First you need to pick something to do, maybe even find something to do. Let’s not forget, you need to always be working, so you need that task as soon as possible. This lends itself to picking the first thing that comes up, rather than the most important or useful thing. Maybe the thing you pick up isn’t even useful at all. Maybe it will be detrimental!
Now that we have that task, we get working. Eventually we meet a problem. There’s a natural break like a meeting or we need some help. In the time until we can start working again, we’re going to have a break in working. This is exactly what we’re trying to avoid. So we pick up a new task! Once again we find the first thing we can do so we get back to working as quickly as possible, but now we have two tasks! How do we work on them? There are two options and you can pick either!

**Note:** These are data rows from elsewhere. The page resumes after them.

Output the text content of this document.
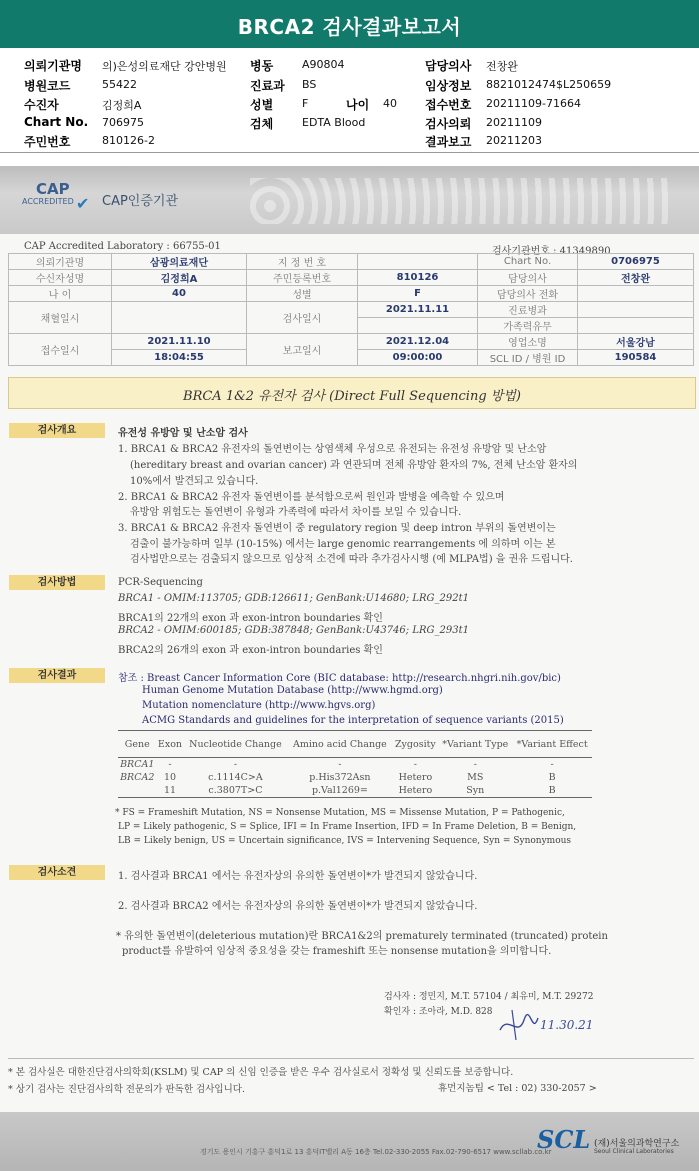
BRCA2 검사결과보고서
의뢰기관명 의)은성의료재단 강안병원
병원코드	55422
수진자	김정희A
Chart No. 706975
주민번호	810126-2
병동	A90804
진료과 BS
성별	F	나이 40
검체	EDTA Blood
담당의사 전창완
임상정보 8821012474$L250659
접수번호 20211109-71664
검사의뢰 20211109
결과보고 20211203
CAP
ACCREDITED ✔ CAP인증기관
CAP Accredited Laboratory : 66755-01	검사기관번호 : 41349890
의뢰기관명	삼광의료재단	지 정 번 호		Chart No.	0706975
수신자성명	김정희A	주민등록번호	810126	담당의사	전창완
나 이	40	성별	F	담당의사 전화	
채혈일시		검사일시	2021.11.11	진료병과	
				가족력유무	
접수일시	2021.11.10	보고일시	2021.12.04	영업소명	서울강남
	18:04:55		09:00:00	SCL ID / 병원 ID	190584
BRCA 1&2 유전자 검사 (Direct Full Sequencing 방법)
검사개요	유전성 유방암 및 난소암 검사
1. BRCA1 & BRCA2 유전자의 돌연변이는 상염색체 우성으로 유전되는 유전성 유방암 및 난소암
(hereditary breast and ovarian cancer) 과 연관되며 전체 유방암 환자의 7%, 전체 난소암 환자의
10%에서 발견되고 있습니다.
2. BRCA1 & BRCA2 유전자 돌연변이를 분석함으로써 원인과 발병을 예측할 수 있으며
유방암 위험도는 돌연변이 유형과 가족력에 따라서 차이를 보일 수 있습니다.
3. BRCA1 & BRCA2 유전자 돌연변이 중 regulatory region 및 deep intron 부위의 돌연변이는
검출이 불가능하며 일부 (10-15%) 에서는 large genomic rearrangements 에 의하며 이는 본
검사법만으로는 검출되지 않으므로 임상적 소견에 따라 추가검사시행 (예 MLPA법) 을 권유 드립니다.
검사방법	PCR-Sequencing
BRCA1 - OMIM:113705; GDB:126611; GenBank:U14680; LRG_292t1
BRCA1의 22개의 exon 과 exon-intron boundaries 확인
BRCA2 - OMIM:600185; GDB:387848; GenBank:U43746; LRG_293t1
BRCA2의 26개의 exon 과 exon-intron boundaries 확인
검사결과	참조 : Breast Cancer Information Core (BIC database: http://research.nhgri.nih.gov/bic)
Human Genome Mutation Database (http://www.hgmd.org)
Mutation nomenclature (http://www.hgvs.org)
ACMG Standards and guidelines for the interpretation of sequence variants (2015)
Gene	Exon	Nucleotide Change	Amino acid Change	Zygosity	*Variant Type	*Variant Effect
BRCA1	-	-	-	-	-	-
BRCA2	10	c.1114C>A	p.His372Asn	Hetero	MS	B
	11	c.3807T>C	p.Val1269=	Hetero	Syn	B
* FS = Frameshift Mutation, NS = Nonsense Mutation, MS = Missense Mutation, P = Pathogenic,
LP = Likely pathogenic, S = Splice, IFI = In Frame Insertion, IFD = In Frame Deletion, B = Benign,
LB = Likely benign, US = Uncertain significance, IVS = Intervening Sequence, Syn = Synonymous
검사소견	1. 검사결과 BRCA1 에서는 유전자상의 유의한 돌연변이*가 발견되지 않았습니다.
2. 검사결과 BRCA2 에서는 유전자상의 유의한 돌연변이*가 발견되지 않았습니다.
* 유의한 돌연변이(deleterious mutation)란 BRCA1&2의 prematurely terminated (truncated) protein
product를 유발하여 임상적 중요성을 갖는 frameshift 또는 nonsense mutation을 의미합니다.
검사자 : 정민지, M.T. 57104 / 최유미, M.T. 29272
확인자 : 조아라, M.D. 828
11.30.21
* 본 검사실은 대한진단검사의학회(KSLM) 및 CAP 의 신임 인증을 받은 우수 검사실로서 정확성 및 신뢰도를 보증합니다.
* 상기 검사는 진단검사의학 전문의가 판독한 검사입니다.	휴먼지놈팀 < Tel : 02) 330-2057 >
경기도 용인시 기흥구 흥덕1로 13 흥덕IT밸리 A동 16층 Tel.02-330-2055 Fax.02-790-6517 www.scllab.co.kr
SCL (재)서울의과학연구소
Seoul Clinical Laboratories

- Pick one of the tasks to try and complete. We leave the other task until we get stuck again. By the time we get back to it, we’ve forgotten what we were doing, the context and our plan. If we’re lucky, we might need to have another meeting. Now we’re stuck on two tasks and we can find a third! All without finishing anything.
- Complete both tasks at the same time. This is another great strategy, allowing us to multi-task, swapping between our tasks. This lets us waste time context switching, while we’re still working.
As many tasks as possible
While we could wait for the tasks to come up organically, if we’re lucky, we can skip the middle step. Start with more than one task. Even better we can actively volunteer for more tasks as they come up. They don’t have to be big, even a small task can contribute to our context switching.
Work in large chunks
While small tasks are fine, it does make them easier to finish. Consider working in large chunks. Your tasks should be measurable in weeks and months rather than hours and days.
Large tasks are great because we can lengthen our feedback loops. We can take a task that was going to take a month (longer if we’re multi-tasking) and then wait until we think it’s done. Now we take our big load of work and show it to someone to get feedback. They are definitely going to have suggestions. Probably a lot of suggestions. The situation will have changed and you may have gotten the wrong picture. So you’ve now got a lot more work to do, and you’ve still not finished anything. As a bonus, while you’re waiting for that feedback, you can start a new task!
Work alone
We can shortcut these feedback loops by working more closely with other people. If we pair program we don’t need code reviews, you can even pair with non-developers and skip other reviews. You could even work closely with your customer, to reduce their changes. Obviously we want to avoid this at all costs, so work alone for as long as possible.
Together these principles lead to a situation where you’re forever working, but nothing is getting finished. When you do finish something, it’s taken longer than it should have and had less impact.